On the other hand, from a stl-det-ORWW-automaton \(M\) with an alphabet of size \(n\) we can construct an NFA \(A\) of size \(2^{O(n)}\) such that \(L(M)=L(A)\). Just like emptiness, also infiniteness is decidable for \(A\) nondeterministically in space \(\log (2^{O(n)}) \in O(n)\), and hence, it is decidable deterministically in space \(O(n^2)\). Thus, finiteness for stl-det-ORWW-automata is indeed PSPACE-complete. \(\square \)

In the literature many subfamilies of the regular languages have been studied (see, e.g., [1, 3, 11]). Here we only consider some of them, beginning with the strictly locally testable languages of [8, 15], but the corresponding problem can be stated for any subclass of REG.

A language \(L\subseteq \varSigma ^*\) is strictly \(k\)-testable for some \(k\ge 1\) if \(L \cap \varSigma ^k\cdot \varSigma ^* = (A\cdot \varSigma ^* \cap \varSigma ^*\cdot B) \backslash \varSigma ^+\cdot (\varSigma ^k\backslash C)\cdot \varSigma ^+\) for some finite sets \(A,B,C\subseteq \varSigma ^k\). For example, the language \((a+b)^*\) is strictly 1-testable, and the language \(a(baa)^+\) is strictly 3-testable, but the language \((aa)^*\) is not strictly locally testable.
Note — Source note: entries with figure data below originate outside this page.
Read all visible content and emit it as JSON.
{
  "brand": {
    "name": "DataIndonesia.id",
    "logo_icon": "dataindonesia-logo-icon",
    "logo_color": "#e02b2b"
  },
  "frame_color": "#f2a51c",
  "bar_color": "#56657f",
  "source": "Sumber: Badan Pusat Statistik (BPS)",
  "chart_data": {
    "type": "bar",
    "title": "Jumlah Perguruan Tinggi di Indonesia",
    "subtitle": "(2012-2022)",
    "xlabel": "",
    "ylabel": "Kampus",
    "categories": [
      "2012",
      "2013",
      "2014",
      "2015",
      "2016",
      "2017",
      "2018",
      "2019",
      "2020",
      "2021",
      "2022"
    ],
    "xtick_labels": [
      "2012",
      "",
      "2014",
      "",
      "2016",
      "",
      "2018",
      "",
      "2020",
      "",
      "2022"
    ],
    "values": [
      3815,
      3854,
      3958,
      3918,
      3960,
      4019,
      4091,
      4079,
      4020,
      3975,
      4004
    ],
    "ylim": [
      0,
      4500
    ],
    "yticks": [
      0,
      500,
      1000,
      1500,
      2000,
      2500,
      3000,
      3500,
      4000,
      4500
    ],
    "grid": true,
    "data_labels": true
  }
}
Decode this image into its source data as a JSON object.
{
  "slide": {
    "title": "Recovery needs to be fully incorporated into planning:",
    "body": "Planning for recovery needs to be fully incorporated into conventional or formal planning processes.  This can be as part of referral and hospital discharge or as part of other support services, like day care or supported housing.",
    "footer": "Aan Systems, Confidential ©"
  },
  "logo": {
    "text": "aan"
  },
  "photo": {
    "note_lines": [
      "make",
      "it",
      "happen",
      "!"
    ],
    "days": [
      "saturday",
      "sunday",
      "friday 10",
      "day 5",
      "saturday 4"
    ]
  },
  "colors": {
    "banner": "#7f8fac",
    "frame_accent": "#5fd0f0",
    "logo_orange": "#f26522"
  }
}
For each \(k\ge 1\), if a language \(L\) is given through a DFA, then it is decidable in polynomial time whether or not \(L\) is strictly locally \(k\)-testable. Also it is decidable in polynomial time whether \(L\) is strictly locally testable [2]. We are interested in the corresponding variant of these problems in which the language considered is given through a stl-det-ORWW-automaton. Here we have the following result.

Theorem 9

The following problem is PSPACE-complete for each \(k\ge 1\):

INSTANCE: A stl-det-ORWW-automaton \(M\).

QUESTION: Is the language \(L(M)\) strictly locally \(k\)-testable?

The construction in the proof shows that the problem of deciding strictly locally testability is at least PSPACE-hard for stl-det-ORWW-automata, but it remains open whether this problem is in PSPACE.

Using the same kind of reasoning it can be shown that, for a stl-det-ORWW-automaton, also the problems of deciding whether the accepted language is nilpotent, combinatorial, circular, suffix-closed, prefix-closed, suffix-free, or prefix-free (see, e.g., [1, 3] for the definitions of these notions) are PSPACE-complete.

5 Concluding Remarks

We have shown that stl-det-ORWW-automata, although being deterministic devices, can provide exponentially more succinct representations for regular languages than NFAs. In addition, we have shown that many decision problems of interest are PSPACE-complete for stl-det-ORWW-automata. However, some open problems remain, for example:

  • Can the given upper bounds be further improved by providing small constants in the exponents?

  • Is the problem of deciding whether the language \(L(M)\) that is accepted by a given stl-det-ORWW-automaton \(M\) is strictly locally testable decidable in polynomial space?